2. Government capital injection and withdrawal in the European infrastructure

European nations differ from the United States in political and cultural background. Social democracy has been an influential trend of thought in Europe. That accounts for the fact that some European governments attached importance to government interference in economic affairs. For instance, Germany tended to exercise state monopoly in production before World War I and further favored the theory of social market economy after world war II. Lufthansa is a government-owned aviation company with a long history. It once enjoyed a status of de facto monopoly in the country’s aviation industry, for the government provided that it must operate on more than half of the nation's domestic airlines. In 1982, when the Kohl administration negated the idea of all-round government interference, there were some 4,000 government-owned enterprises in Germany. Private ownership was almost absolutely banned in such trades as post and telecommunications, railway and gas supply. In 1993, France turned 21 of the 58 governmental enterprises into private ones but kept those in electricity, gas, coal, aviation, post and telecommunications.

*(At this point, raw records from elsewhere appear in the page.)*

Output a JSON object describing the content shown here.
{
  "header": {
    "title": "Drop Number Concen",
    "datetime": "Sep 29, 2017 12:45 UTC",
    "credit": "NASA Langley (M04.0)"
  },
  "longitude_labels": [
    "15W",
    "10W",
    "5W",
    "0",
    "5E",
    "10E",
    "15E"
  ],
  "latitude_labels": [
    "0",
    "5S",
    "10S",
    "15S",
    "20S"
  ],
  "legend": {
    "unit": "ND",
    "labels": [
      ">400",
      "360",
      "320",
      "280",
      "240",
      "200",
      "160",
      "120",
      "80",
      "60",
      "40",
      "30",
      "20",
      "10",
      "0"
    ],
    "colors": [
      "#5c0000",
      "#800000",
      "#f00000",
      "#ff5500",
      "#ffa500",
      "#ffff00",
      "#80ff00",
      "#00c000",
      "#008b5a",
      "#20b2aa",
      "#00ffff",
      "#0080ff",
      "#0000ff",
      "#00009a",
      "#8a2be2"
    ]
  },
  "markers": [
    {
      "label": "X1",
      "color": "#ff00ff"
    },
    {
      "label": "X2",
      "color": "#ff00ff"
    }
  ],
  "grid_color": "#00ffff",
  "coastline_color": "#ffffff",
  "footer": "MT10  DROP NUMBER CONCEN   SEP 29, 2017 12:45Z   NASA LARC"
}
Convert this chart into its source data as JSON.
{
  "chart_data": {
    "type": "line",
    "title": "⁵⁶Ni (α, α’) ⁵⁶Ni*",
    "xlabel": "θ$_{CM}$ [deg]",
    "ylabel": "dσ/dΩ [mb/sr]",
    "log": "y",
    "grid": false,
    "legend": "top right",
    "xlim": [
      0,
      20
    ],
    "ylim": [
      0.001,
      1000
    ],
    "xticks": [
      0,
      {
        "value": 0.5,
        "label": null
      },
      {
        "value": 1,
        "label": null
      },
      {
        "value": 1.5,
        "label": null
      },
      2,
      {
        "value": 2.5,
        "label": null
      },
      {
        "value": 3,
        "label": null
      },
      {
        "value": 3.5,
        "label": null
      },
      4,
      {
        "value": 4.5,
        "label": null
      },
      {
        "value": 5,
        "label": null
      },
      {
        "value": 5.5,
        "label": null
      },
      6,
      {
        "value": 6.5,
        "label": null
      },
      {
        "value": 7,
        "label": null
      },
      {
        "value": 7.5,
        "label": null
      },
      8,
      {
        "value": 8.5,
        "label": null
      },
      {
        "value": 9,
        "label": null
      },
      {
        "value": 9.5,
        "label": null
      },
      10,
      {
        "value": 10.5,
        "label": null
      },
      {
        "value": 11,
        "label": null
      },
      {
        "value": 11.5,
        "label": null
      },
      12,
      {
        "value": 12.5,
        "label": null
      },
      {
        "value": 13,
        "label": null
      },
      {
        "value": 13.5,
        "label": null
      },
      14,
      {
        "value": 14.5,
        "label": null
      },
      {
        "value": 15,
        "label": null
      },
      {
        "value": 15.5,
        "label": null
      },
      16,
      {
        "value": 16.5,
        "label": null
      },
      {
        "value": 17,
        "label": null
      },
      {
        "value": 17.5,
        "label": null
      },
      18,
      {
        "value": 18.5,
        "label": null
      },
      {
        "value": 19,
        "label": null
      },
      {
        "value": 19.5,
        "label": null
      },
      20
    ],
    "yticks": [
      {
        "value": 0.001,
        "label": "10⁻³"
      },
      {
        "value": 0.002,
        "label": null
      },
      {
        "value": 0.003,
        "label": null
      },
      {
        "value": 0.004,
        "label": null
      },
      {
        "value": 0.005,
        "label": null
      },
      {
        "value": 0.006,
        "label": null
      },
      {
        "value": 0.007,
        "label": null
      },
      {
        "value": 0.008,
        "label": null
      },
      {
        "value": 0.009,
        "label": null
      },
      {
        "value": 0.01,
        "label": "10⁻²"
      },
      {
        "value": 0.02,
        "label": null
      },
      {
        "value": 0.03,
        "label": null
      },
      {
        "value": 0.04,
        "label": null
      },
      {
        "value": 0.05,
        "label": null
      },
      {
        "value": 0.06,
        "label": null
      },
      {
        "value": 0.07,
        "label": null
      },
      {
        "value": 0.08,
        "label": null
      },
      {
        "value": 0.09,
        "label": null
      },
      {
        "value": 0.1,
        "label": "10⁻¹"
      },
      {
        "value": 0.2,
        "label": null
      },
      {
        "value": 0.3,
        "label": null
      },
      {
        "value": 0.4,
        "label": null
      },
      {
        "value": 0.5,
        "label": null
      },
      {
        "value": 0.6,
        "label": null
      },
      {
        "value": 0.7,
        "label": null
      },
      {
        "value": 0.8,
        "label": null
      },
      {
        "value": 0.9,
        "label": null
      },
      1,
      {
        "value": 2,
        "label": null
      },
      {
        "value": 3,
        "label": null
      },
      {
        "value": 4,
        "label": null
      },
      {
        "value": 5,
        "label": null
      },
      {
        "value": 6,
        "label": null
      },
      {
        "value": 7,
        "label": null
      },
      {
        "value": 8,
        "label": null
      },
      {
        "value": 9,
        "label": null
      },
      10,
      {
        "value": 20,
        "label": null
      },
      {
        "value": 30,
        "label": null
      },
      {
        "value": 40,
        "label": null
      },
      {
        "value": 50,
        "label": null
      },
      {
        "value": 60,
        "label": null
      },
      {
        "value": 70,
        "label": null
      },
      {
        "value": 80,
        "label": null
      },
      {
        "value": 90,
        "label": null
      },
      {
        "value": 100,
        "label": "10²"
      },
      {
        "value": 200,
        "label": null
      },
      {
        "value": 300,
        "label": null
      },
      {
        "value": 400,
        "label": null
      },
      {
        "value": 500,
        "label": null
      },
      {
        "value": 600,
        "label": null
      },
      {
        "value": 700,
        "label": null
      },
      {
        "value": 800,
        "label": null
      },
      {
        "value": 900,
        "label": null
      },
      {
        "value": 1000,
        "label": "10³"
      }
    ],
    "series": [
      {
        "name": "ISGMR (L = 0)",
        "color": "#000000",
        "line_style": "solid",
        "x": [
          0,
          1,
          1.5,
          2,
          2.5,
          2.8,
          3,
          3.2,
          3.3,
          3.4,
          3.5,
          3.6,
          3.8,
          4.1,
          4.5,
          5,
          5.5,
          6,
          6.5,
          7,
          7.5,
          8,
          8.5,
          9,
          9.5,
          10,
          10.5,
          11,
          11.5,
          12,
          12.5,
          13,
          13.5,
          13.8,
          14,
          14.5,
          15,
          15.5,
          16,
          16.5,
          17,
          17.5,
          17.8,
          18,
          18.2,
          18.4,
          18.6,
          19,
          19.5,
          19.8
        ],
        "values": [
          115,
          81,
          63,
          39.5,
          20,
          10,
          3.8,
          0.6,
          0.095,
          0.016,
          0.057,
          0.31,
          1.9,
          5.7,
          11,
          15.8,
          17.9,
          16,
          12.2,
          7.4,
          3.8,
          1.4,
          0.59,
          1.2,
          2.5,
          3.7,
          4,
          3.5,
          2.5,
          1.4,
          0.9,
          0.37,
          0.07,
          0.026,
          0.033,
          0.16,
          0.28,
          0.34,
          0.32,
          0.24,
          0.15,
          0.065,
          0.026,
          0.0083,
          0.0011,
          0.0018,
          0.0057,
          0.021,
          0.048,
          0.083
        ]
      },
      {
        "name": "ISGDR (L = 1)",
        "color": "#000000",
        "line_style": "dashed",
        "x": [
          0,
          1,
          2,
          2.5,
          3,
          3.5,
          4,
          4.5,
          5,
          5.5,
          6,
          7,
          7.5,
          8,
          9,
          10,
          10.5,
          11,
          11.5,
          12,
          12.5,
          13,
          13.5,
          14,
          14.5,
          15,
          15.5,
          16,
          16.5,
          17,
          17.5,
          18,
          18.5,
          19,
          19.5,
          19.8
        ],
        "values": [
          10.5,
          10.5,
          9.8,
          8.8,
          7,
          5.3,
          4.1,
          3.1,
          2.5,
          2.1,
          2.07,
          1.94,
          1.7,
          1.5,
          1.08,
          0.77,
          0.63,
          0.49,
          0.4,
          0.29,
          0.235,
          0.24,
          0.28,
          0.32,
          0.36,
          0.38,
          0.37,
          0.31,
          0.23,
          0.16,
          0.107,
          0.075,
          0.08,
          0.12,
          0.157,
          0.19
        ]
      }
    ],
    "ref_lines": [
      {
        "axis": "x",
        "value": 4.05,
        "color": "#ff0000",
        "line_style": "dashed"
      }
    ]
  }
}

It was around the early 1980s that the European countries began to give up exclusive state ownership in the field of infrastructure. The move was quickened in the late 1990s. No more than three or four years ago did these nations give up government monopoly on telecommunications. There were various reasons for the abandoning of government monopoly. The most important reason was the low efficiency of government operation, which made it difficult to adapt to economic globalization; the least important reason was the government could hardly raise necessary funds.

The course of change and development of the infrastructure in Europe suggests that at a certain stage of economic development, government monopoly is necessary and natural. It has nothing to do with high or low operational cost, nor can it be explained by the rationalization of "affirming the present while negating the past".